Chalip—Alice Grace Chalip, 90, on October 15, 2020, in Alameda, Calif. Alice was born on June 30, 1930, to Morris Getz Grace from Philadelphia, Pa., and Mary Margaret Cornell from Montgomery, Ala. Growing up in Greater Los Angeles, Calif., Alice was involved in the entertainment industry. She danced, sang, and performed in theatre; she also modeled and appeared as an extra in many films. Although those experiences helped shape her early life, Alice found more meaning while serving others. She felt strongly that she served God best when she served people.
In 1949, Alice was delighted to discover that her voice teacher, Bernard “Bernie” Chalip, disliked Hollywood as much as she did. They eloped in 1951, leaving the commercial entertainment industry forever. Following the birth of their son, Laurence, the family moved to Berkeley, Calif., where Alice completed her bachelor’s degree in education. After graduation, she was employed as a fourth-grade teacher.
When the Parent Teacher Association at the elementary school Laurence was attending in Berkeley needed to raise funds, Alice persuaded the PTA to create an amateur theatre group, which they called the Jefferson Players. The troupe successfully produced several plays and musicals, including scripts written by Alice.
Alice knitted garments for the family during Laurence’s swim meets. She tolerated Bernie’s passion for baseball, becoming a batgirl for one of his softball teams.
Alice quit teaching when she and Bernie decided to become long-term foster parents. They parented three girls and one boy. Alice wrote about her experiences as a foster parent in her book, To Love and Let Go. Their foster son, Michael Powers, grew up in Berkeley (Calif.) Meeting, where he attended First-day school. Michael remained close to Alice until her death.

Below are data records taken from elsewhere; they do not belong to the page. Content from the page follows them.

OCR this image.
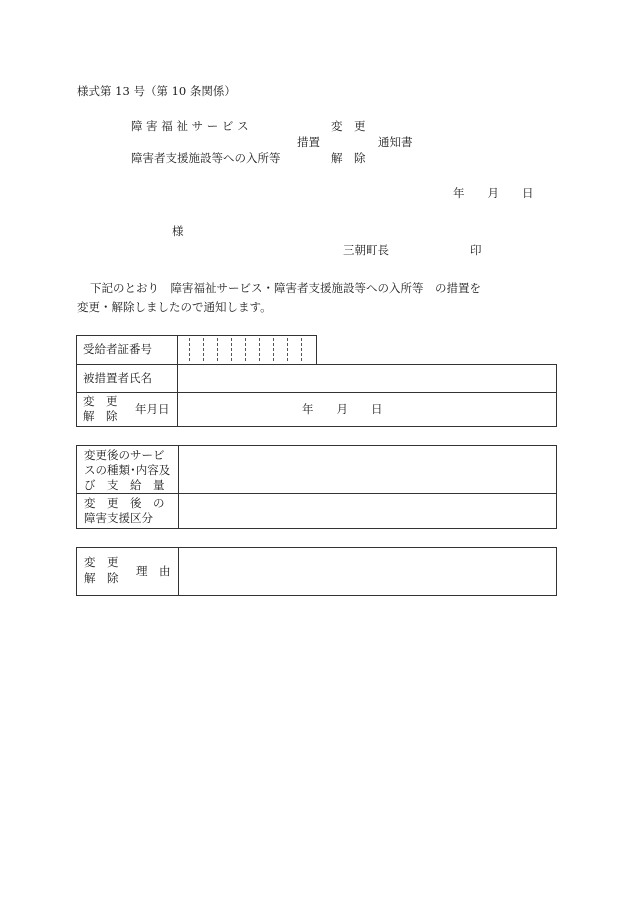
様式第 13 号（第 10 条関係）
障 害 福 祉 サ ー ビ ス
障害者支援施設等への入所等
措置
変　更
解　除
通知書
年　　月　　日
様
三朝町長	印
下記のとおり　障害福祉サービス・障害者支援施設等への入所等　の措置を
変更・解除しましたので通知します。
受給者証番号
被措置者氏名
変　更
解　除 年月日	年　　月　　日
変更後のサービ
スの種類･内容及
び　支　給　量
変　更　後　の
障害支援区分
変　更
解　除 理　由
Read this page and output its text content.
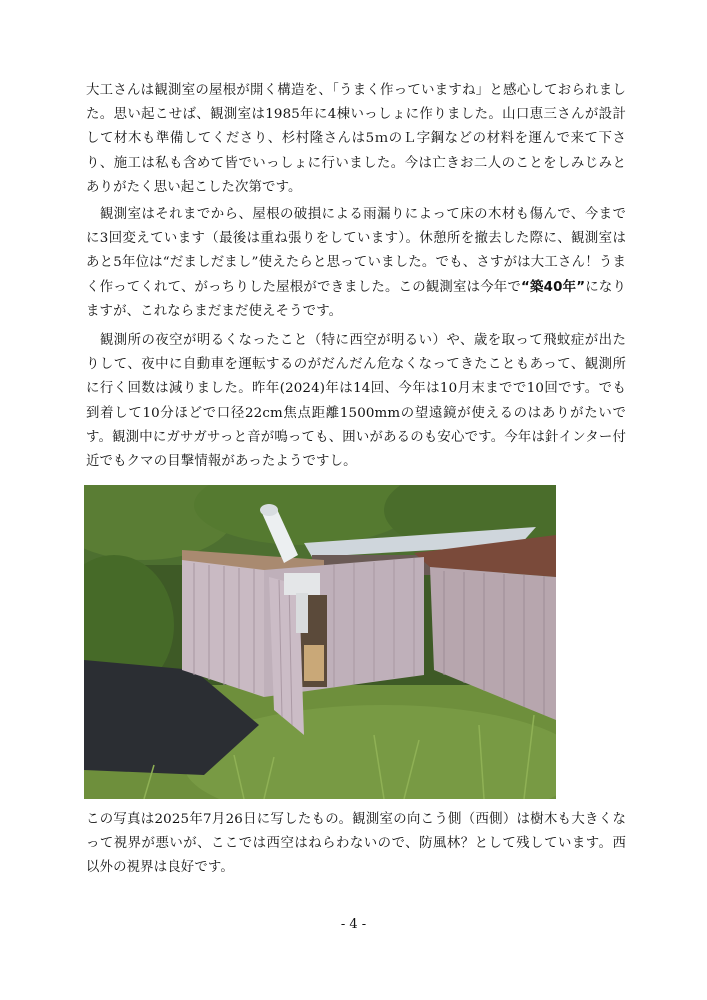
大工さんは観測室の屋根が開く構造を、「うまく作っていますね」と感心しておられました。思い起こせば、観測室は1985年に4棟いっしょに作りました。山口恵三さんが設計して材木も準備してくださり、杉村隆さんは5ｍのＬ字鋼などの材料を運んで来て下さり、施工は私も含めて皆でいっしょに行いました。今は亡きお二人のことをしみじみとありがたく思い起こした次第です。

　観測室はそれまでから、屋根の破損による雨漏りによって床の木材も傷んで、今までに3回変えています（最後は重ね張りをしています）。休憩所を撤去した際に、観測室はあと5年位は“だましだまし”使えたらと思っていました。でも、さすがは大工さん！うまく作ってくれて、がっちりした屋根ができました。この観測室は今年で“築40年”になりますが、これならまだまだ使えそうです。

　観測所の夜空が明るくなったこと（特に西空が明るい）や、歳を取って飛蚊症が出たりして、夜中に自動車を運転するのがだんだん危なくなってきたこともあって、観測所に行く回数は減りました。昨年(2024)年は14回、今年は10月末までで10回です。でも到着して10分ほどで口径22cm焦点距離1500mmの望遠鏡が使えるのはありがたいです。観測中にガサガサっと音が鳴っても、囲いがあるのも安心です。今年は針インター付近でもクマの目撃情報があったようですし。

この写真は2025年7月26日に写したもの。観測室の向こう側（西側）は樹木も大きくなって視界が悪いが、ここでは西空はねらわないので、防風林？として残しています。西以外の視界は良好です。

- 4 -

Alice was active in the community. She wrote reviews and interviews for an East Bay newspaper syndicate for almost 63 years. She wrote and directed The Freedom Festival, which was her largest theatrical undertaking. She was active in the civil rights and antiwar movements and was a housing tester, posing as a prospective renter through the Fair Housing Testing Program within the Housing and Civil Enforcement Section of the U.S. Department of Justice.
Alice’s spiritual life was central to her throughout her life. She was involved in Berkeley Meeting from the 1950s and became a member on March 19, 1961. Alice was a former clerk of the meeting and participated until her late 70s, when age and widowhood made it impossible for her to commute from Alameda.
When Bernie retired, he and Alice created a singing act they called “From Showtunes to Broadway.” They performed around the San Francisco Bay Area for several years, mostly at retirement homes. They never took money for their performances, insisting instead that payment should go to programs for the homeless. Alice and Bernie also organized Friendly Follies for Berkeley Meeting and often performed together there. Bernie died on April 1, 2008.
Alice is survived by her son, Laurence Chalip; her foster son, Michael Powers; and a brother, Morris Grace.